A father drowned his 3-year-old daughter before killing himself in an apparent murder-suicide as his marriage broke down, detectives believe.
By Noel Baker and Eddie Cassidy, Ballydehob
The bodies of farmer Martin McCarthy, 50, and Clarissa were taken from shallow water in Audley Cove near Ballydehob in the early hours of yesterday morning.
Paramedics spent an hour trying to resuscitate Clarissa after her body was recovered from the sea before 2am as her mother was on the scene. Her father’s remains were found in shallow water nearby about 40 minutes later.
The remains were removed to University Hospital Cork, where assistant state pathologist Margaret Bolster carried out postmortems to determine the cause of deaths. It is understood a preliminary exam has found they died of drowning.
The horror unfolded around midnight when 26-year-old Rebecca McCarthy returned to the family’s rural farmhouse in Foilnamuck, Ballydehob, and discovered her husband and their only child were missing.
It is understood a note had been found at the property, possibly on the kitchen table, which sparked a search around the farm and nearby coastline.
Close friends of Martin McCarthy said the popular farmer had recently confided that he was experiencing personal difficulties. It is thought Rebecca, who is originally from America, had spoken about the possibility of moving back to the US.
The couple were married in Bantry in 2006 after they met while she was holidaying in Ireland. Locals said the family had appeared very happy and that both parents were devoted to their daughter.
The scene around the farmhouse and cove were sealed off as part of the Garda investigation, while the house remained empty as Rebecca McCarthy was being comforted by friends elsewhere.
A longtime friend of Martin McCarthy, Leslie Swanton said: “You can’t imagine what was going on at the time.”
He said he was “totally shocked”, adding that he had spoken to Martin the previous evening and describing Clarissa as “a great little girl”.
“I often chatted to her on the phone. No words can explain it. I feel very sorry for his wife Rebecca. I hope that our prayers will get her through it.”
Rebecca works in Goleen Post Office while Martin was described locally as a hardworking farmer. Both are popular in the community, with Martin even playing Santa Claus at Christmas in the parish hall.
Another visitor to the scene, Catherine Norman, said: “They are a lovely family and he is a very hardworking farmer. Nobody can say and nobody can judge.”
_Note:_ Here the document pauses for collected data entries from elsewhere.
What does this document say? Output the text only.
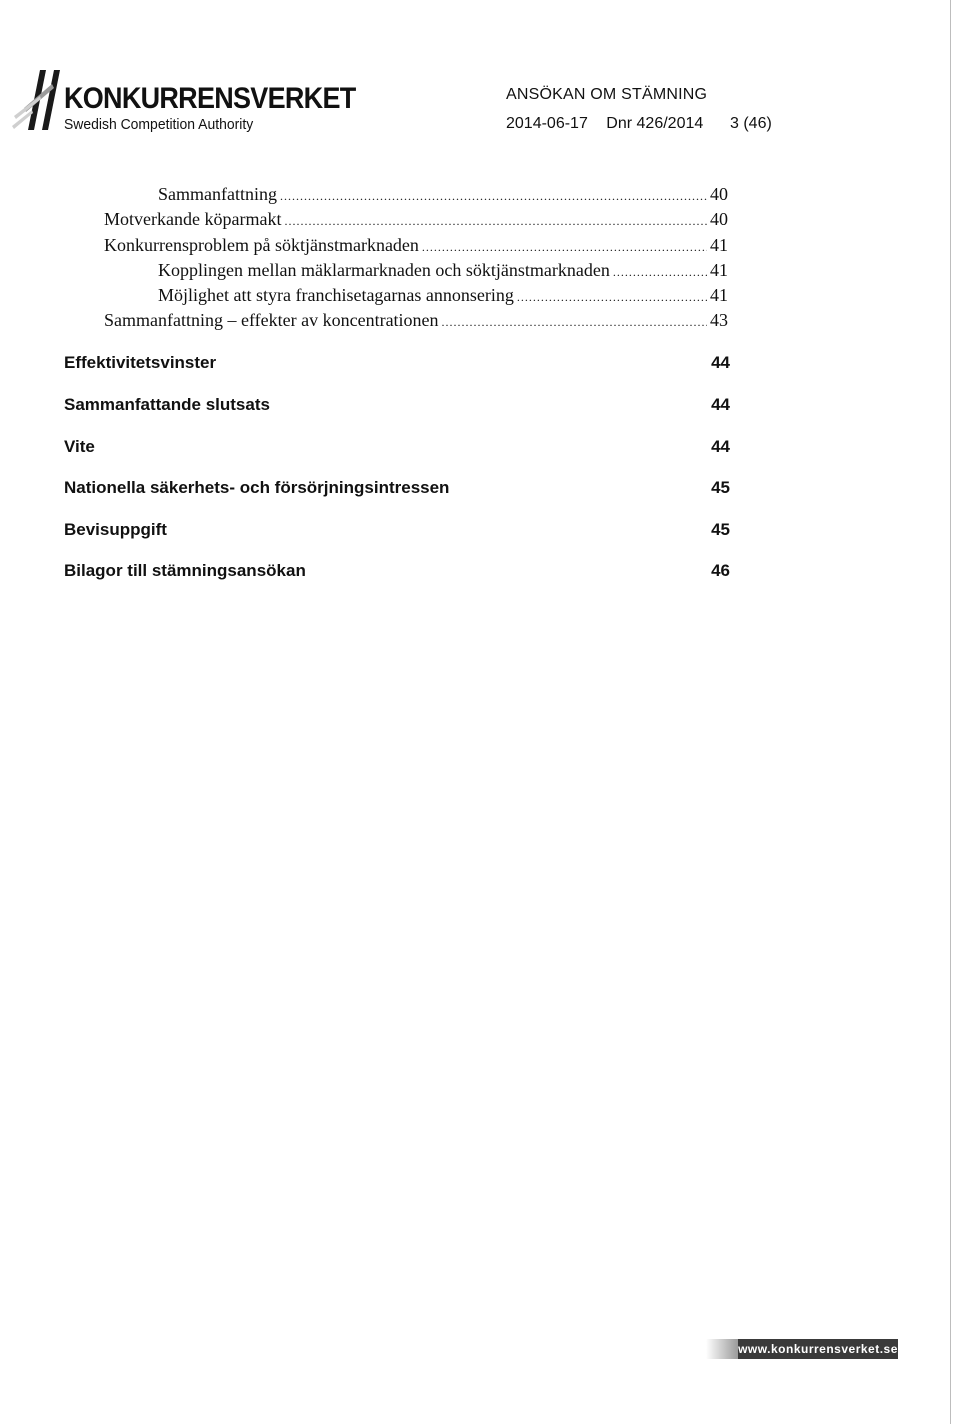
KONKURRENSVERKET
Swedish Competition Authority
ANSÖKAN OM STÄMNING
2014-06-17 Dnr 426/2014 3 (46)
Sammanfattning .....	40
Motverkande köparmakt .....	40
Konkurrensproblem på söktjänstmarknaden .....	41
Kopplingen mellan mäklarmarknaden och söktjänstmarknaden .....	41
Möjlighet att styra franchisetagarnas annonsering .....	41
Sammanfattning – effekter av koncentrationen .....	43
Effektivitetsvinster	44
Sammanfattande slutsats	44
Vite	44
Nationella säkerhets- och försörjningsintressen	45
Bevisuppgift	45
Bilagor till stämningsansökan	46
www.konkurrensverket.se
Long-time friend Paddy Sheehan, the former West Cork TD, said Rebecca was the love of Martin’s life. “She had been on a hiking holiday around Ireland and had arrived in West Cork. She strolled down the roadway to Foilnamuck in Ballydehob and came into Martin’s farmyard which was the family farm where he had been raised.
“Martin was in the parlour at the time and turned round to see her. He fell in love right away. I know they were always very happy together and their little girl was their pride and joy.”
Mr Sheehan said Martin was committed to his family, farming, and Fine Gael, and rarely took holidays.
“He was a great provider for his wife. I can say he was tremendously happy with married life but he did have a health scare in recent times.”
Ballydehob publican Pat Thomas said: “Martin was in last Thursday. He was always rushing. He came in for his dinner. He was a very quiet man, very calm.
“He recently had a health scare and was told to take it easy. He had an awful lot of work on and he continued to do it.”
A neighbour, who said he was one of Martin’s best friends, said: “He was a really hard worker but he took on too much. He was in and out of the Cork University Hospital with heart trouble several times over the past few months and the doctors told him to cut back on his workload.
“Martin said having little Clarissa was the best thing that happened to him. He was a confirmed bachelor farmer and he never expected to have a family.
“But he was a great father. He adored that little girl; she was the apple of his eye. They were inseparable. You would see the two of them driving through the town and in the countryside.
“I saw him last Monday and he definitely was not himself. He was out of sorts and appeared to be a bit jittery and excited. I really don’t think it was his health he was worried about. He told me he was having some problems but never went into the details.
“All I know is that he lived for his daughter, she meant everything to him.”